4. Engagement à combattre le terrorisme sous toutes ses formes, et à la lutte contre le financement illégal, contre la criminalité organisée transfrontalière et autres activités illégales.

5. Soutenir le rôle des institutions légitimes de l’Etat et en particulier la Chambre des représentants, la reconstruction et la réhabilitation des institutions de l’État, y compris l’armée et la police, par des programmes spécifiques pour la construction de la paix, notamment en contribuant à la stabilité et à la sécurité et à promouvoir les efforts de développement.
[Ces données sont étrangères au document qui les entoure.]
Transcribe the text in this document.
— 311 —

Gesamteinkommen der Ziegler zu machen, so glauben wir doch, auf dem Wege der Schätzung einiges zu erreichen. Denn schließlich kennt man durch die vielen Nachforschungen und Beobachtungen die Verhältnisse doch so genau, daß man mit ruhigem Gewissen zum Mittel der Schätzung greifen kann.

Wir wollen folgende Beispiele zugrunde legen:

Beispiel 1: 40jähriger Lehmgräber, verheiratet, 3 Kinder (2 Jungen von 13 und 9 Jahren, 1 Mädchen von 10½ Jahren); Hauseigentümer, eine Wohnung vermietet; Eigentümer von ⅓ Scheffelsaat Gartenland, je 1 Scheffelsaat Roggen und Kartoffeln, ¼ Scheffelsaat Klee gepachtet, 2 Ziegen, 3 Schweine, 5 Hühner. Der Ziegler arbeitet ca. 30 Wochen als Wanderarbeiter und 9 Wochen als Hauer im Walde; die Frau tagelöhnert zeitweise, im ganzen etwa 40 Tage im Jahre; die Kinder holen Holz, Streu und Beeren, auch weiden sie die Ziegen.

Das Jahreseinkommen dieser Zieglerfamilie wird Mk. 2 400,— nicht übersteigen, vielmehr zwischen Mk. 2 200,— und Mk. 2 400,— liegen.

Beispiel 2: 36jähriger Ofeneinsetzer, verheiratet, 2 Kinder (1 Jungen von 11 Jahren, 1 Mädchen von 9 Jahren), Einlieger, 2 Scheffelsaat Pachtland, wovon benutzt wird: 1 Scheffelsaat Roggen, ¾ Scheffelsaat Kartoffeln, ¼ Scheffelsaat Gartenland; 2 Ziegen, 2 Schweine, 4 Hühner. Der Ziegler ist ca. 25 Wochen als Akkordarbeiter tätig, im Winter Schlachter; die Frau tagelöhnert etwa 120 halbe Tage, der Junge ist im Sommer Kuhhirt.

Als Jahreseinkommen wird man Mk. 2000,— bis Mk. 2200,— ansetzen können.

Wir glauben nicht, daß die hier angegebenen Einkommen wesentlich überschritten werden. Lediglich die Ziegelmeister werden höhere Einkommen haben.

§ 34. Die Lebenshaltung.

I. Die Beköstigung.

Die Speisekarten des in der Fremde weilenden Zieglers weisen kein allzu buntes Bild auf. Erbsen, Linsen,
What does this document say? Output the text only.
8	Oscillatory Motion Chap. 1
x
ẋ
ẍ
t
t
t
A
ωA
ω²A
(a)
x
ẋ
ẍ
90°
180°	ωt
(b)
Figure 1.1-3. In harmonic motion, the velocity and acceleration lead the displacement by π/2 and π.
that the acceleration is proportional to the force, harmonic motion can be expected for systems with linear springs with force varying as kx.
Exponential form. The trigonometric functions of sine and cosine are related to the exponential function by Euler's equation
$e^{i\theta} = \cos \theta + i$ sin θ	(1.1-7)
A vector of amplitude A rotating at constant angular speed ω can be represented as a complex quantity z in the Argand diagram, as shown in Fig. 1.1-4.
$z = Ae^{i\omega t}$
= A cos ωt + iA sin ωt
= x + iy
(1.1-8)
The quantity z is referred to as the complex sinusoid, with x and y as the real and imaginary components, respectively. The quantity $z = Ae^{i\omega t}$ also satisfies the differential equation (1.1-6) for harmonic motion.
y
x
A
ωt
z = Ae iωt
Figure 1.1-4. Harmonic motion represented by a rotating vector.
6. Fournir une assistance au gouvernement libyen dans ses efforts pour sécuriser et contrôler les frontières avec les pays voisins, selon un programme global, et mettre fin à toutes les activités illégales de contrebande de toutes sortes.

7. Fournir un mécanisme comprenant des mesures punitives graduelles en cas de non-conformité, y compris des sanctions ciblées contre les individus et les groupes qui cherchent à entraver le processus politique et la stabilité.

8. Mettre en place un mécanisme sous la supervision des ministres des Affaires étrangères des pays voisins pour le suivi de la mise en œuvre de ce qui précède, en liaison avec les envoyés spéciaux arabes et africains à la lumière des recommandations formulées sur les plans politique et sécuritaire ; y compris une visite des hauts fonctionnaires des pays voisins de la Libye pour rencontrer la Chambre des représentants de la Libye et les partis politiques.

9. Affecter à la présidence égyptienne de la quatrième réunion des pays voisins d’informer cette déclaration à titre officiel à la présidence du Conseil de sécurité, au Secrétaire général de l’Organisation des Nations Unies, au Secrétaire général de la Ligue des États arabes, à la Commission de l’Union africaine, et au gouvernement espagnol afin de la mettre en avant lors d’une conférence à Madrid, le 17 Septembre 2014.

10. Tenue de la cinquième réunion des pays voisins de la Libye à Khartoum à une date à convenir lors d’une consultation ultérieure.

11. Les pays voisins se félicitent de l’appui international en ce qui concerne l’aide à la reconstruction et à la réhabilitation des institutions de l’Etat libyen, en coopération avec les pays voisins, y compris la formation sur le contrôle des frontières et la fourniture de matériel technique de contrôle et de surveillance moderne, ainsi que le soutien à l’adoption de mesures punitives contre les personnes et entités qui refusent de répondre au processus de paix, y compris la possibilité de recourir au Conseil de sécurité à imposer des sanctions ciblées.

Cette réunion est la quatrième, suite au suivi de celles qui ont eu lieu, le 1er juin, les 13 et 14 juillet 2014, à Hammamet, en Tunisie. Le 16 juillet dernier, suite à la détérioration de la situation sécuritaire en Libye, les diplomates tunisiens ont quitté la Libye.